Set up on a hillside above Stanford University, the SLAC National Accelerator Laboratory operates a scientific instrument nearly 2 miles long. In this giant accelerator, a stream of electrons flows through a vacuum pipe, as bursts of microwave radiation nudge the particles ever-faster forward until their velocity approaches the speed of light, creating a powerful beam useful to probe the atomic and molecular structures of inorganic and biological materials.
In their paper published in the Jan. 3 issue of Science, a team led by electrical engineer Jelena Vuckovic explained how they carved a nanoscale channel out of silicon, sealed it in a vacuum and sent electrons through this cavity while pulses of infrared light - to which silicon is as transparent as glass is to visible light - were transmitted by the channel walls to speed the electrons along.
The accelerator-on-a-chip demonstrated in Science is just a prototype, but Vuckovic said its design and fabrication techniques can be scaled up to deliver particle beams accelerated enough to perform cutting-edge experiments in chemistry, materials science and biological discovery that don't require the power of a massive accelerator.
Accelerators are like powerful telescopes
"The largest accelerators are like powerful telescopes. There are only a few in the world and scientists must come to places like SLAC to use them," Vuckovic said. "We want to miniaturize accelerator technology in a way that makes it a more accessible research tool."

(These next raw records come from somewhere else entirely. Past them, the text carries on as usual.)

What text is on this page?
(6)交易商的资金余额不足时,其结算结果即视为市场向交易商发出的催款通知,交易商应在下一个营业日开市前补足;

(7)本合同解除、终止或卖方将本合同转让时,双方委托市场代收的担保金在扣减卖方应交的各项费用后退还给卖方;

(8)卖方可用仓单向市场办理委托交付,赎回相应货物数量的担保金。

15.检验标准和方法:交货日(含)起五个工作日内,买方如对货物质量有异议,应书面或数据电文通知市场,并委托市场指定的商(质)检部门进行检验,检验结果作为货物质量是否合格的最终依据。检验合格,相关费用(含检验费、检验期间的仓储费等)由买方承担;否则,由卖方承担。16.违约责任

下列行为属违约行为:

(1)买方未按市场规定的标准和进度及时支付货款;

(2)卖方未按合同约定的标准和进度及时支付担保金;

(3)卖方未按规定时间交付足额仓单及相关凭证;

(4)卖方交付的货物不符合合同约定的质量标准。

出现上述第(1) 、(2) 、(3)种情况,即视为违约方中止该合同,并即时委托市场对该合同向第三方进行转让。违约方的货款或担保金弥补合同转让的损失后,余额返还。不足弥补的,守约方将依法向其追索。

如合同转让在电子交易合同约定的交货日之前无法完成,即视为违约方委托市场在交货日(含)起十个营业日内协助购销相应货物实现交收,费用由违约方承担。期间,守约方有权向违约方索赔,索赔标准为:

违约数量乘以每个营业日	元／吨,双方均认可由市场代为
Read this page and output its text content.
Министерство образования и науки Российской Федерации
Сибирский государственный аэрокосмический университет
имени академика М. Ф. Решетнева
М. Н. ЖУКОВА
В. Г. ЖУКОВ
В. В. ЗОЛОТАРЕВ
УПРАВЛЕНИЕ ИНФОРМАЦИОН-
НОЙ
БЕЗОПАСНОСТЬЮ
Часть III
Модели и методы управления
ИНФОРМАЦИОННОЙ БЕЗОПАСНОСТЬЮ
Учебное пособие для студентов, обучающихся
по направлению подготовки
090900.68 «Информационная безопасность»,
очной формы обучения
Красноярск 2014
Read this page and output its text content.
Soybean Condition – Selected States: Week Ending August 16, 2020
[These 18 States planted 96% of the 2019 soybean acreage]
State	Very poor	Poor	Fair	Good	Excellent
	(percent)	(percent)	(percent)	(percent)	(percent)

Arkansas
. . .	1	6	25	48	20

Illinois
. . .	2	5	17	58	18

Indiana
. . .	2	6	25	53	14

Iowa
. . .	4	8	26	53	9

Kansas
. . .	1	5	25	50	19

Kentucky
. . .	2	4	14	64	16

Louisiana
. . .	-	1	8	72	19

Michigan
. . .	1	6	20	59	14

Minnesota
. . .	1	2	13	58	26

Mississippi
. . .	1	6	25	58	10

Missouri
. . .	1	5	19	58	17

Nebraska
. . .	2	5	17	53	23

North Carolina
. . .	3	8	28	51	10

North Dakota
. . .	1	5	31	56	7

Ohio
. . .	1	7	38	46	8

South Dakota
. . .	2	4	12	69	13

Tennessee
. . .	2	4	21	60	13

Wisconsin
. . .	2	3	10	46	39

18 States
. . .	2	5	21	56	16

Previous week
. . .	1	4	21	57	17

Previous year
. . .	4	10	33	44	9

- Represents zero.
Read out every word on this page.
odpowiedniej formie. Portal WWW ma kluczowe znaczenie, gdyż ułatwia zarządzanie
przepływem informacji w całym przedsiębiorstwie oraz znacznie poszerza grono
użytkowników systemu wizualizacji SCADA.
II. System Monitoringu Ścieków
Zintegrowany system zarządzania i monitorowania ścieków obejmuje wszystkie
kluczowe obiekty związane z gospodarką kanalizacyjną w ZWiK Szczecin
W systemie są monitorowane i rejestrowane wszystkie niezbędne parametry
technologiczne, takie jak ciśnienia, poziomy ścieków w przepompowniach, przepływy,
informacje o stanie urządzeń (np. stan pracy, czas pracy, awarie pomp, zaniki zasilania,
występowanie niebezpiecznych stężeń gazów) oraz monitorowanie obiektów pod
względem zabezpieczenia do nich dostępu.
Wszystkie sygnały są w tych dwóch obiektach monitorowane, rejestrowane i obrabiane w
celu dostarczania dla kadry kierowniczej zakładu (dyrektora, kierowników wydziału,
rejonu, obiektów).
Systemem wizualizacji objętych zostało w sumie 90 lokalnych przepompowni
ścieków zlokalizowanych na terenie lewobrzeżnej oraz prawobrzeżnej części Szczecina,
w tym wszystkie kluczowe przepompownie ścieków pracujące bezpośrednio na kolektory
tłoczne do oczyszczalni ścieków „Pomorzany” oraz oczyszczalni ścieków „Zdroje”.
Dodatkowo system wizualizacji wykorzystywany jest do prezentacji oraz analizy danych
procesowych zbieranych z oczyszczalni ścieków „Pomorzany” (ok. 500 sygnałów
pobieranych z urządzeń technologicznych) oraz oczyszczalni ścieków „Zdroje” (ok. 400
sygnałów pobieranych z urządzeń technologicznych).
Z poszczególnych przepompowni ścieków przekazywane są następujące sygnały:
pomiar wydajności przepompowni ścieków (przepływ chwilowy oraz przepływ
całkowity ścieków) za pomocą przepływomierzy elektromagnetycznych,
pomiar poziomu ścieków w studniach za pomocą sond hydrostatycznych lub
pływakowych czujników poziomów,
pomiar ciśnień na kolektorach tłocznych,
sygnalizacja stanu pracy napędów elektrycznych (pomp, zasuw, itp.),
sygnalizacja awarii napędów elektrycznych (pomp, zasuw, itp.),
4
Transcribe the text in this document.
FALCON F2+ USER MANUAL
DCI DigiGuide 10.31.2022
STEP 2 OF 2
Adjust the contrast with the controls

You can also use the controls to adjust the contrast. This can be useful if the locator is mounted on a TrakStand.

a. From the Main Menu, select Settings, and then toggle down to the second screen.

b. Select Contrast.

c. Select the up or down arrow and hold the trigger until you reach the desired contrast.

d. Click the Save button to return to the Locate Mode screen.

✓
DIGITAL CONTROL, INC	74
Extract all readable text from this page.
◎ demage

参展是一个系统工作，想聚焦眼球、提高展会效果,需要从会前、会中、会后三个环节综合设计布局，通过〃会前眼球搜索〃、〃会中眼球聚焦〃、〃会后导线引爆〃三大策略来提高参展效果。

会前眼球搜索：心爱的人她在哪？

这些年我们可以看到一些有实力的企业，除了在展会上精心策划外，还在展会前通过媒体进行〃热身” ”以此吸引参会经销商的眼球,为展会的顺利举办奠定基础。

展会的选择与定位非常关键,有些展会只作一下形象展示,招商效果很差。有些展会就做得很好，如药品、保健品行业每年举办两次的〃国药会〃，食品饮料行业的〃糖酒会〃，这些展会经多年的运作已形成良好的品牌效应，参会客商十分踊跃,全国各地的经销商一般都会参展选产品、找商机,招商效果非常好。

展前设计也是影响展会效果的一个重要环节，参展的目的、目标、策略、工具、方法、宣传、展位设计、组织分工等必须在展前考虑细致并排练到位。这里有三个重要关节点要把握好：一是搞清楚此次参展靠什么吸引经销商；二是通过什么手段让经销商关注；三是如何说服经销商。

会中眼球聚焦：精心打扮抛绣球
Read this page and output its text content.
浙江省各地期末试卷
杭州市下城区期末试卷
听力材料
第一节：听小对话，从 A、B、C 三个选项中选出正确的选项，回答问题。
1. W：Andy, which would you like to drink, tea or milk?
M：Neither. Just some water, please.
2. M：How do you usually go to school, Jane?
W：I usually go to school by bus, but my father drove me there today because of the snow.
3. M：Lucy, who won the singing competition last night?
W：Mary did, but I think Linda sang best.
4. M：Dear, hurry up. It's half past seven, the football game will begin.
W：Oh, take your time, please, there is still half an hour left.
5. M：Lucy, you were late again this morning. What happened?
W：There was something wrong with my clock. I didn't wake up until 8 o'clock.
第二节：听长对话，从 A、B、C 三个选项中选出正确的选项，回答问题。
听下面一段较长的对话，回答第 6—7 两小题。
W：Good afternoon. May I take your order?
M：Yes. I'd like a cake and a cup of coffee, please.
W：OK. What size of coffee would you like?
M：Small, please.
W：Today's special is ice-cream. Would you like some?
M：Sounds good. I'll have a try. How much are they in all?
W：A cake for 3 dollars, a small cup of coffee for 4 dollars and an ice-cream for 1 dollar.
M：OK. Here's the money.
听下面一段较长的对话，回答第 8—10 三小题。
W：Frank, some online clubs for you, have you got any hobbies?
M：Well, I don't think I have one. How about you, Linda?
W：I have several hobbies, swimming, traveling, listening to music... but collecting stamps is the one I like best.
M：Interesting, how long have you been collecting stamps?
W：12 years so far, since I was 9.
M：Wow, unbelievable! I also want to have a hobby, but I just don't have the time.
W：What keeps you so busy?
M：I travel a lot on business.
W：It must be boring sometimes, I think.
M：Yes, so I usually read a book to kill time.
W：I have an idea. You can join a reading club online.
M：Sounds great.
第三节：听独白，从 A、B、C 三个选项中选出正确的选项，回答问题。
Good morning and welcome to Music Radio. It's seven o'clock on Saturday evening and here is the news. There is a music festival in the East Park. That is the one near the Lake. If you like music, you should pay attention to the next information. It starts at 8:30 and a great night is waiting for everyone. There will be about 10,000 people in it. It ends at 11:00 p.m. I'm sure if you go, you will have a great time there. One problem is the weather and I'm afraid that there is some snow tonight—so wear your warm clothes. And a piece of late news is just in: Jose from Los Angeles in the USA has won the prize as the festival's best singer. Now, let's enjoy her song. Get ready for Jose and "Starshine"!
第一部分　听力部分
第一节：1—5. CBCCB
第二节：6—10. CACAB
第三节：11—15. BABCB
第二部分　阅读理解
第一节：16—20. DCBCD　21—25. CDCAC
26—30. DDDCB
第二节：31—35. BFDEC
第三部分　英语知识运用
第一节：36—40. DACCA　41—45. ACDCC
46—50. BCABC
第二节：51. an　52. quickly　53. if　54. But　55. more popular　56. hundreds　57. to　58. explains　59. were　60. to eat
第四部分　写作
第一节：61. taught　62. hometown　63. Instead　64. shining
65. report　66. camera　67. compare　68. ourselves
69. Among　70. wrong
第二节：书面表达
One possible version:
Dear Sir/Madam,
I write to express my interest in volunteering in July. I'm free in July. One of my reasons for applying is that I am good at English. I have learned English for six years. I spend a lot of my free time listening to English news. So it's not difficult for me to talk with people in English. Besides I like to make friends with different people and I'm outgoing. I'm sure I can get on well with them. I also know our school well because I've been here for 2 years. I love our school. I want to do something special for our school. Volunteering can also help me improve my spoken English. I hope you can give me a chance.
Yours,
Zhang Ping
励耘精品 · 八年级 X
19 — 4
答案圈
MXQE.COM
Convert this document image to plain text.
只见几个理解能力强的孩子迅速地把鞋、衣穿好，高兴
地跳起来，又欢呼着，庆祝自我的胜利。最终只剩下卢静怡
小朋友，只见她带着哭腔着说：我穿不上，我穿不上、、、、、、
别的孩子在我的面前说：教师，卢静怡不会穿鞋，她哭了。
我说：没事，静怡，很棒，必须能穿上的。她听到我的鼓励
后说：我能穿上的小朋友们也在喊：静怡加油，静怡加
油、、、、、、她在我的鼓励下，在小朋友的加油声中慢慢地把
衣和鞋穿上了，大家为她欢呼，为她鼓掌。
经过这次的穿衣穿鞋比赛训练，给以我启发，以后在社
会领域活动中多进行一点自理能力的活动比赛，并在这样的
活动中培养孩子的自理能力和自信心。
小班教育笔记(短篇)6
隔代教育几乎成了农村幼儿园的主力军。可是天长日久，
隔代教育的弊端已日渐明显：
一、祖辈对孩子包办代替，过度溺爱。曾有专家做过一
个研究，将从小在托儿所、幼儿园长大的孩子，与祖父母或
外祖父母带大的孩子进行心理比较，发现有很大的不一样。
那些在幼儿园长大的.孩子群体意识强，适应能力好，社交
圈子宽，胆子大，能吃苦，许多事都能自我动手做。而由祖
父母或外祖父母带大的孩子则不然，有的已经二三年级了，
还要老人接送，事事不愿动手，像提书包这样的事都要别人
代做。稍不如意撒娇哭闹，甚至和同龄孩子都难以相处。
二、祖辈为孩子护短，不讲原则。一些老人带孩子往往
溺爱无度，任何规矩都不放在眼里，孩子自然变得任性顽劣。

Team members liken their approach to the way that computing evolved from the mainframe to the smaller but still useful PC. Accelerator-on-a-chip technology could also lead to new cancer radiation therapies, said physicist Robert Byer, a co-author of the Science paper. Again, it's a matter of size. Today, medical X-ray machines fill a room and deliver a beam of radiation that's tough to focus on tumors, requiring patients to wear lead shields to minimize collateral damage.
Medical application to beam radiation directly to a tumor
"In this paper we begin to show how it might be possible to deliver electron beam radiation directly to a tumor, leaving healthy tissue unaffected," said Byer, who leads the Accelerator on a Chip International Program, or ACHIP, a broader effort of which this current research is a part. It can derive medical benefits from the miniaturization of accelerator technology in addition to the research applications, explained researchers.